My Official Manifesto
Every good, self-respecting nut job needs a good manifesto. Just the term itself sounds cool, ominous and slightly disconcerting. The Unabomber had a good manifesto and so did Karl Marks and Frederick Engels and their posse, the Communists, as far back as 1848. Even a completely fabricated language, like Esperanto, designed to be the universal and completely democratic language of everyone on earth has a manifesto. Heck, the bleeding Surrealists had one. Every good wack job or fruit loop organization on the internet gets right down to business and writes one up so you know exactly what they originally intended to do but for some inexplicable reason never got around to or lost sight of along the way. Here is what the Merriam-Webster Online Dictionary has to say:
Main Entry: 1man·i·fes·to
Pronunciation: “ma-n&-’fes-(“)tO
Function: noun
Inflected Form(s): plural -tos or -toes
Etymology: Italian, denunciation, manifest, from manifestare to manifest, from Latin, from manifestus
: a written statement declaring publicly the intentions, motives, or views of its issuer
Ok, now that we have all of that cleared up, I need one of my own so you all know precisely what I’m all about, or at the very least, have an accurate misrepresentation there of.

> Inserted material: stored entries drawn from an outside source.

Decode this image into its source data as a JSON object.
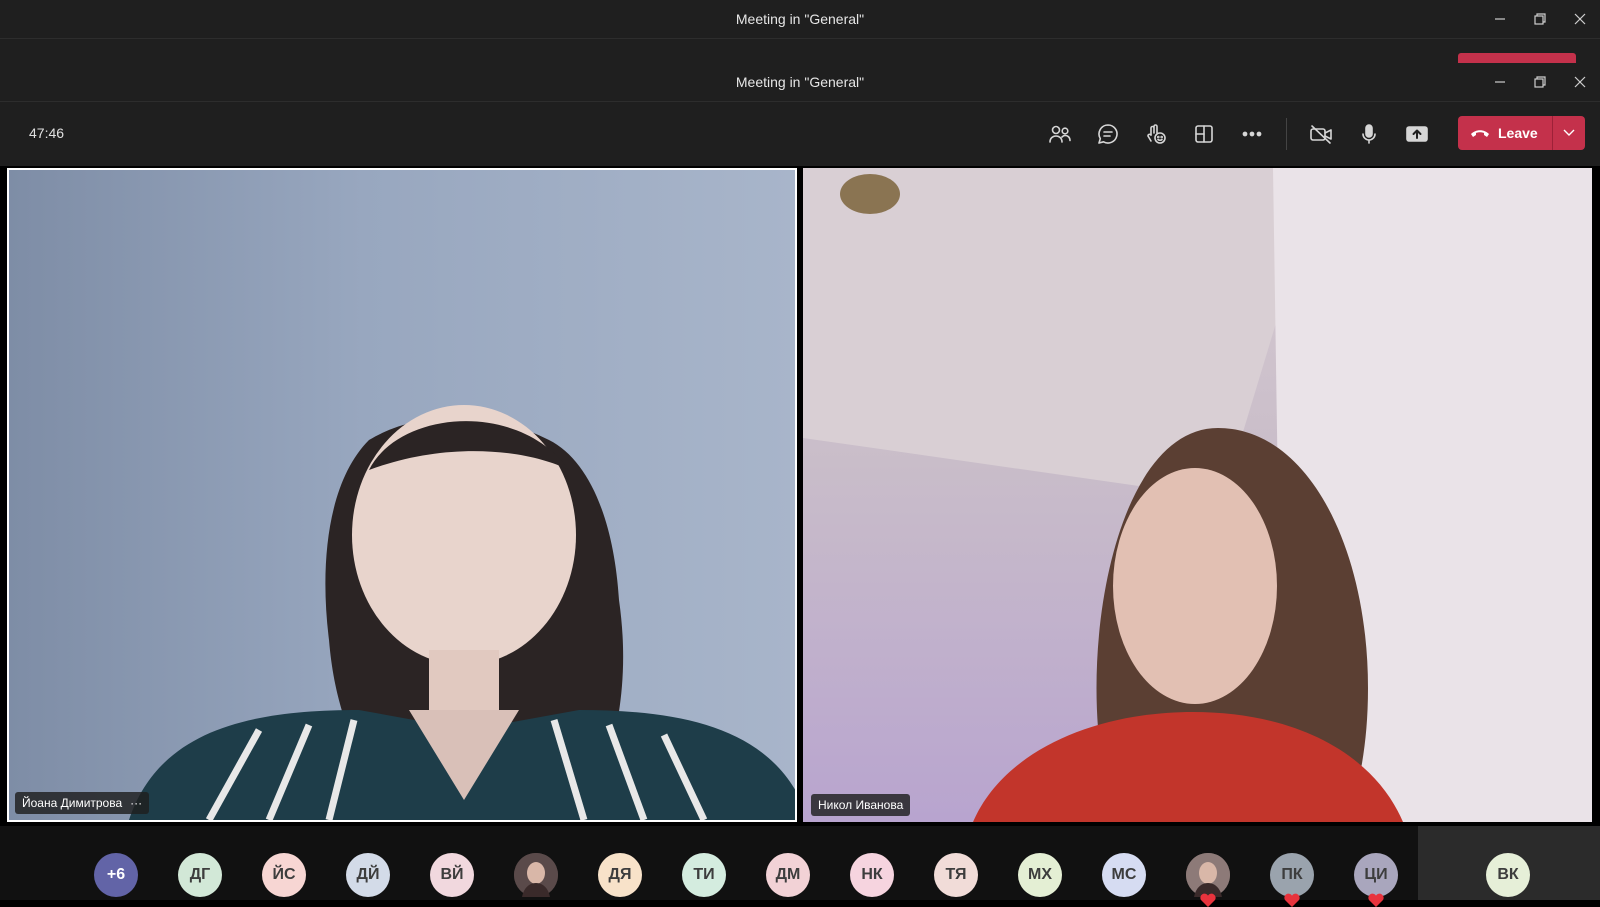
{
  "window_back": {
    "title": "Meeting in \"General\""
  },
  "window": {
    "title": "Meeting in \"General\""
  },
  "toolbar": {
    "timer": "47:46",
    "icons": [
      "people-icon",
      "chat-icon",
      "reactions-icon",
      "rooms-icon",
      "more-icon",
      "camera-off-icon",
      "mic-icon",
      "share-screen-icon"
    ],
    "leave_label": "Leave",
    "leave_color": "#c4314b"
  },
  "videos": {
    "left": {
      "name": "Йоана Димитрова",
      "more": "···"
    },
    "right": {
      "name": "Никол Иванова"
    }
  },
  "roster": {
    "overflow": "+6",
    "avatars": [
      {
        "initials": "ДГ",
        "color": "#d2e8d7"
      },
      {
        "initials": "ЙС",
        "color": "#f7d6d3"
      },
      {
        "initials": "ДЙ",
        "color": "#d3dbe8"
      },
      {
        "initials": "ВЙ",
        "color": "#f1d8de"
      },
      {
        "initials": "",
        "color": "#5a4a4a",
        "photo": true
      },
      {
        "initials": "ДЯ",
        "color": "#f8e2c9"
      },
      {
        "initials": "ТИ",
        "color": "#d4ecdf"
      },
      {
        "initials": "ДМ",
        "color": "#f2d2d6"
      },
      {
        "initials": "НК",
        "color": "#f6d4df"
      },
      {
        "initials": "ТЯ",
        "color": "#f1dcd8"
      },
      {
        "initials": "МХ",
        "color": "#e4efd4"
      },
      {
        "initials": "МС",
        "color": "#d6dcf2"
      },
      {
        "initials": "",
        "color": "#8d7a78",
        "photo": true,
        "heart": true
      },
      {
        "initials": "ПК",
        "color": "#9aa3ad",
        "heart": true
      },
      {
        "initials": "ЦИ",
        "color": "#a9a6bd",
        "heart": true
      }
    ],
    "last": {
      "initials": "ВК",
      "color": "#e6efd8"
    }
  }
}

Manifesto-ing right along…
I hereby and most solemnly promise and swear rarely to tell the truth, to stretch it and misrepresent it in everyway possible, to actively lie about my lying, stretching and misrepresenting whenever, wherever and however it suits me to do so and most probably, misconstrue and fabricate everything else. Also, if you happen to belong to one or more of the currently popular genders, religious or political groups and/or have a cultural, ethnic, moral or ethical makeup or belief systems I hereby fully commit myself to not only make fun of it, you and everything you believe in and stand for but to outright attempt to piss you off. I intend to do this in the fairest and most equalitarian way possible by trying my best not to leave anyone or anything out and to abuse as equally as I possibly can except for where this conflicts with all that stuff I said about lying above. All of this will be done with humor and the proliferation of humor, especially tasteless humor, in mind. I also intend to play with fire, matches and flammable materials just to make everything perfectly clear to everyone.

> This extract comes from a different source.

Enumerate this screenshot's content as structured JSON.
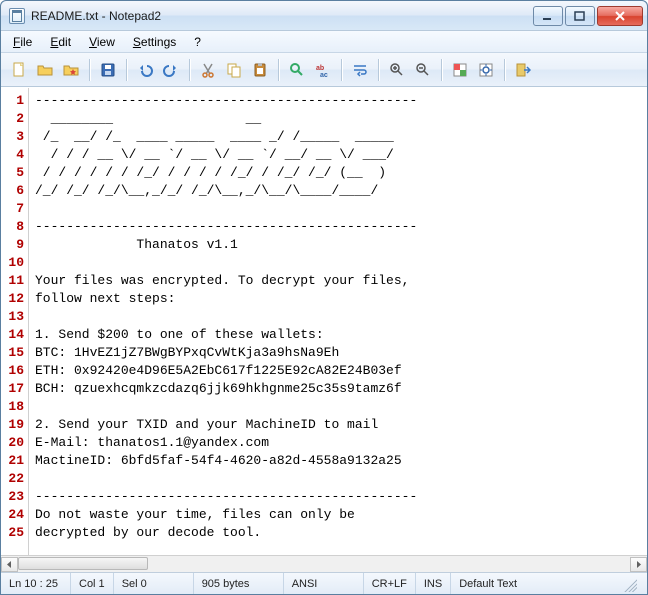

Manifestitudinal Disclaimer
This here manifesto is subject to change upon a whim and certainly without notice or reason. It is a work, most probably by the Devil himself, in progress and will be added to or subtracted from as math skills allow and motivational situations arise.
General Disclaimer
No one, especially the author of this crap, suggests you or anyone else actually read any of this or take anything written herein to heart or use it as a basis for any kind of action or inaction whatsoever. Really! Honestly! Don’t even read this. And if you accidentally have, forget about it and anything to do with it right away. Don’t come back or tell anyone where you found it. You are completely on your own now. You have been warned as honestly and as completely as I can. You can’t sue me because I’m unemployed and completely broke so don’t even try. Now go away!